Zorgelijke ontwikkelingen in de (semi-)publieke sectoren
Uit de reacties op onze actie ´Adviseer het kabinet over beroepseer´ blijkt onder andere dat er zich in de publieke en semi-publieke sectoren, zoals onderwijs, zorg, veiligheid (o.a. politie, rechtspraak), jeugdzorg, welzijnssector vergelijkbare zorgelijke ontwikkelingen voordoen. Ik vat deze samen in zes punten (en houd mij aanbevolen voor aanvullingen).
1. Cijferziekte en registratiegekte, zoals iemand die op een video reageerde het genoemd heeft. Er is een enorme controlemachinerie op gang gebracht en daar is nog geen eind aan gekomen. Integendeel.
2. Toenemende werkdruk. Het Nederlandse personeel maakt zich het meeste zorgen over de werkdruk en werkstress. Gemiddeld genomen vindt 18 procent van de werknemers dat daartegen meer maatregelen genomen moeten worden. In het onderwijs en de gezondheidszorg acht zelfs een kwart actie tegen werkdruk en werkstress, zeer nodig.´
3. De expertise en ervaringen op de werkvloer worden over het hoofd gezien. Dat uit zich bijvoorbeeld in de opvatting van politiek en/of het management dat ´minder gekwalificeerde medewerkers een groter deel van het werk kunnen doen, om op de kosten te besparen.´ Dat is op dit moment volop aan de orde in de thuiszorg, waar gemeentes in het kader van de Wet Maatschappelijke Ondersteuning bezig zijn allerlei taken van hoger gekwalificeerden af te splitsen en over te dragen aan goedkopere arbeidskrachten met minder arbeidsrechten. Het is even goed aan de orde in het onderwijs. Zie de commentaren op de video van minister Plasterk.
4. Scheve verhoudingen tussen top en basis. Er is steeds minder geld voor het uitvoerende werk, er moet al decennia lang efficiënter gewerkt worden op de werkvloer. Dit staat in schril contrast tot de enorm hoge salarissen die worden verdiend op het niveau van de raden en colleges van bestuur. Bovendien is het degenen op de werkvloer vaak in het geheel niet duidelijk tot hoever die bezuingingen moeten gaan. Wanneer is het genoeg? Er bestaat vaak weinig duidelijkheid over het budget in ziekenhuizen. Er is terecht zorg over de kwaliteit van het bestuur in deze sector.
5. Er is een andere taal dominant geworden om over het werk in de (semi-) publieke sectoren te spreken, de markttaal. Als men in de GGZ zegt dat de ‘productie’ omhoog´moet, dan bedoelt men bijvoorbeeld dat een psychiater in een hoger tempo en met kortere consulten zijn patiënten moet zien te helpen.
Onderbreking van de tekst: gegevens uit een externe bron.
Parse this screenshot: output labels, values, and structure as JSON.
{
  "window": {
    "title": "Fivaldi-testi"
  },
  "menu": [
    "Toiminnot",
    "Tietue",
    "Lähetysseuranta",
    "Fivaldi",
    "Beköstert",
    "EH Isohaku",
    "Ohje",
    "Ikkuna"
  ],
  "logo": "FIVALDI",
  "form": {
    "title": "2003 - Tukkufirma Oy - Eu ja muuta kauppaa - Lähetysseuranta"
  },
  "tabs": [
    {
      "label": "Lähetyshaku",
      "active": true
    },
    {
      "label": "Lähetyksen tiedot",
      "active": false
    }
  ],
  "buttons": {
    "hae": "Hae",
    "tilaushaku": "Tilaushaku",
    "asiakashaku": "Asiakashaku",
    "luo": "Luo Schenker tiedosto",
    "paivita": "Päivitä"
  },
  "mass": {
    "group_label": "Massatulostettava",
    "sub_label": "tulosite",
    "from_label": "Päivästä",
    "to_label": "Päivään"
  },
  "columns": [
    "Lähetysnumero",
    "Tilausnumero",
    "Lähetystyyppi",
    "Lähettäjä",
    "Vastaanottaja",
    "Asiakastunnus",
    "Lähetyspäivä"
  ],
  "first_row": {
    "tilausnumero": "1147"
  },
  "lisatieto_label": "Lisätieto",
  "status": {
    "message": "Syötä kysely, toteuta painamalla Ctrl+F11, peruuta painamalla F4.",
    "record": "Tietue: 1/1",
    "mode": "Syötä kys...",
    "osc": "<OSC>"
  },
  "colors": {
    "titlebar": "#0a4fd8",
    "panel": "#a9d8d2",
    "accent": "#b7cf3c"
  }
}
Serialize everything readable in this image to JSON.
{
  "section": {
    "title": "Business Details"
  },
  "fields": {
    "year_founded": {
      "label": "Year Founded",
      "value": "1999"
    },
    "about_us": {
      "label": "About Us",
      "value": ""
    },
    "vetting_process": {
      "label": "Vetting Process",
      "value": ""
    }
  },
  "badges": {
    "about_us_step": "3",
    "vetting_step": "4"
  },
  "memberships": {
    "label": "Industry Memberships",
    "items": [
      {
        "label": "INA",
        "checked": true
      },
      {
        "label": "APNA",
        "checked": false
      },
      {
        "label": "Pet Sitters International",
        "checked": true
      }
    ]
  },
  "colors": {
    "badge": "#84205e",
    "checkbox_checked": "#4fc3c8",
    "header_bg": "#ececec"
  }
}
6. Veranderingen die van bovenaf zonder enige medezeggenschap en onder veel te hoge tijdsdruk worden ingevoerd die ten koste gaan van de tijd voor het echte werk.
Al deze veranderingen illustreren een omslag die nog steeds volop aan de gang is.
In Nederland was er lange tijd een samenleving van vertrouwen, waar velen zich voor hun werk meer wilden inzetten dan zij misschien strikt hoefden. Nu is er in toenemende mate een cultuur van controle, afrekening, imago, calculerend gedrag. Organisaties zijn op zoek naar hun niche in de markt, op overnamepad. Uiteindelijk moet het allemaal goedkoper, meer waar voor minder geld. Het verhaal over´kwaliteit´ is daaraan ondergeschikt.
Nu de economie oververhit aan het raken is, zullen deze sectoren onaantrekkelijk worden en worden de personeelstekorten nog groter dan al voorspeld. Als dit kabinet niet werkelijk iets verandert ziet het er somber uit.